For the most part, these protesters bring out arguments that have been aired and often refuted many times before. In a CBC interview Sept. 16, Peter Tatchell, documentary producer, gay rights activist and a leader of the Protest the Pope coalition, used the word “shocking” numerous times to describe Church teachings on traditional marriage, the use of condoms in AIDS prevention, contraception, abortion, stem cell and fertility treatments and the ordination of women. “These are misogynistic, shocking statements,” he assured us, and pointed out later that the majority of Catholics don’t agree with these teachings. Certainly some of the things he touched on are discussed freely by Catholics — it’s a big tent after all. But they are only shocking to anyone who never reads a newspaper or watches a news program. England’s historical track record on anti-Catholicism is shocking to anyone who doesn’t know history; Catholic teaching on those issues and others has always been clearly proclaimed.

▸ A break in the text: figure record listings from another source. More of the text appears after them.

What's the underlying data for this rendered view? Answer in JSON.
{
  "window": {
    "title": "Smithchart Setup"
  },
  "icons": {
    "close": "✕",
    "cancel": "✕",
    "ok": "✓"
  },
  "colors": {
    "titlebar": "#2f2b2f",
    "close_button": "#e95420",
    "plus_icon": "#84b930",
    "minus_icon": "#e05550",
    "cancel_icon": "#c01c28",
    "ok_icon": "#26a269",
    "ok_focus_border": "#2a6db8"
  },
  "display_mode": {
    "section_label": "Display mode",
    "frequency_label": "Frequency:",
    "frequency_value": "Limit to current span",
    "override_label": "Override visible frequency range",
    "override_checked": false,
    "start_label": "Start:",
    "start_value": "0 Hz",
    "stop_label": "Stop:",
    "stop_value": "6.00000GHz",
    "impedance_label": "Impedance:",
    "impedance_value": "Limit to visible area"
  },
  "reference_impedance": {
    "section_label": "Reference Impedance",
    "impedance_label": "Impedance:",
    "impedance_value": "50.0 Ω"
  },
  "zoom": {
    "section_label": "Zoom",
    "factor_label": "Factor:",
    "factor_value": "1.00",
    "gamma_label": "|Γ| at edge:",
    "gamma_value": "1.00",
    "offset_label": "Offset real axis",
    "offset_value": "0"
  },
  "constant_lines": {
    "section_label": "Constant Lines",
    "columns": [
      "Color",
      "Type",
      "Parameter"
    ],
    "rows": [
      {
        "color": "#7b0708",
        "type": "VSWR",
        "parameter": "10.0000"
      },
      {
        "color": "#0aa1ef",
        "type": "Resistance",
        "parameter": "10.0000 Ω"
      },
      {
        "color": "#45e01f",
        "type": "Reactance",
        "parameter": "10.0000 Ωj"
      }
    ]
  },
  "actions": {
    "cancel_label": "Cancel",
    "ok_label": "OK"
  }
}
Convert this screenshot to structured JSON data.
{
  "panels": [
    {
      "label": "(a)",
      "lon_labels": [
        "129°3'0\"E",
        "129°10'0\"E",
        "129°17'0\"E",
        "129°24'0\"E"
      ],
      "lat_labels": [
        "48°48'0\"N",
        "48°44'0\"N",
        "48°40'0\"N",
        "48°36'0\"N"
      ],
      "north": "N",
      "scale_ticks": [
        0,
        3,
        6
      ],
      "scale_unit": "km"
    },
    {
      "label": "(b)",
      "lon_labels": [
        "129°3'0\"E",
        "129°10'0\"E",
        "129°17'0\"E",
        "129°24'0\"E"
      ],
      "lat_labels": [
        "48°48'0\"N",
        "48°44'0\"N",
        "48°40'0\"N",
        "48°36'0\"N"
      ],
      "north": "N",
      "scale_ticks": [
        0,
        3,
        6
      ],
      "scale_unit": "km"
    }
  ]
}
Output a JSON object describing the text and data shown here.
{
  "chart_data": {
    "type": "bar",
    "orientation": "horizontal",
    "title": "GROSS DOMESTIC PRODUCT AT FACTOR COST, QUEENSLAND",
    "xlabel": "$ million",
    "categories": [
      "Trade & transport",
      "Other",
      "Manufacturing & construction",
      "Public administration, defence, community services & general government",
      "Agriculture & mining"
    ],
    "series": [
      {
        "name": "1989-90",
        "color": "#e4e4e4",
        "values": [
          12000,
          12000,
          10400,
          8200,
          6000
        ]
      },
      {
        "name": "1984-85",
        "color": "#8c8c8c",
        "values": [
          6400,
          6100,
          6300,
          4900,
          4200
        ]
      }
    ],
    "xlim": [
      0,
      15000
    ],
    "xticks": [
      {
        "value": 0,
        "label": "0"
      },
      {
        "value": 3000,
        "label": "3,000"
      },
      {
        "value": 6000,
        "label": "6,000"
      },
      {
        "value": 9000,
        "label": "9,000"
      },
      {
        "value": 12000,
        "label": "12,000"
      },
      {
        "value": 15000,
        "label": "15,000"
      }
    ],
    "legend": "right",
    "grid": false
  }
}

To her credit, interviewer Carole MacNeil pointed out that these are matters of interpretation and tradition that the Church hierarchy, in sincerity, does not believe it can change, but Mr. Tatchell assured her that the Church’s interpretation is not what Jesus’ would have been. Unfortunately, those of us who subscribe to a lot of news services know that he is on record for saying that sex between adults and children between the ages of nine and 13 is not always abuse, but can be “a conscious choice that gave them (minors) great joy.”

Nevertheless, he had no hesitation whatsoever in saying that Pope Benedict should have been denied a state visit due to his “major personal role” in the cover-up of child sex abuse. As proof, he cited a 2001 letter to bishops that has just as often been cited as proof that the Pope has taken the problem much more seriously than his predecessors, and wanted processing of complaints removed from local influence and generally made faster. The topic has been ably discussed by others, but it is irritating that our national broadcaster gives us the sanctimonious finger-wagging of someone who led an “OutRage!” campaign to reduce the age of consent to 14. Like most self-appointed progressives, he did assure us that he praises the Pope for his stance against consumerism, war and global poverty.

Most will understand that the anti-religious have been making the same arguments for a very long time and that there are issues on which believers and non-believers will never agree. Non-believers seem to have the floor more often in mainstream media, but part of the reason is simply those tired old squeaky wheels getting the grease.

In Britain and elsewhere, sincere Christians know how much credence to give to the protesters; the Pope was received cordially and with warmth. The Pope spoke of the importance of evangelization and serving the common good, and it’s a positive message that many want to hear.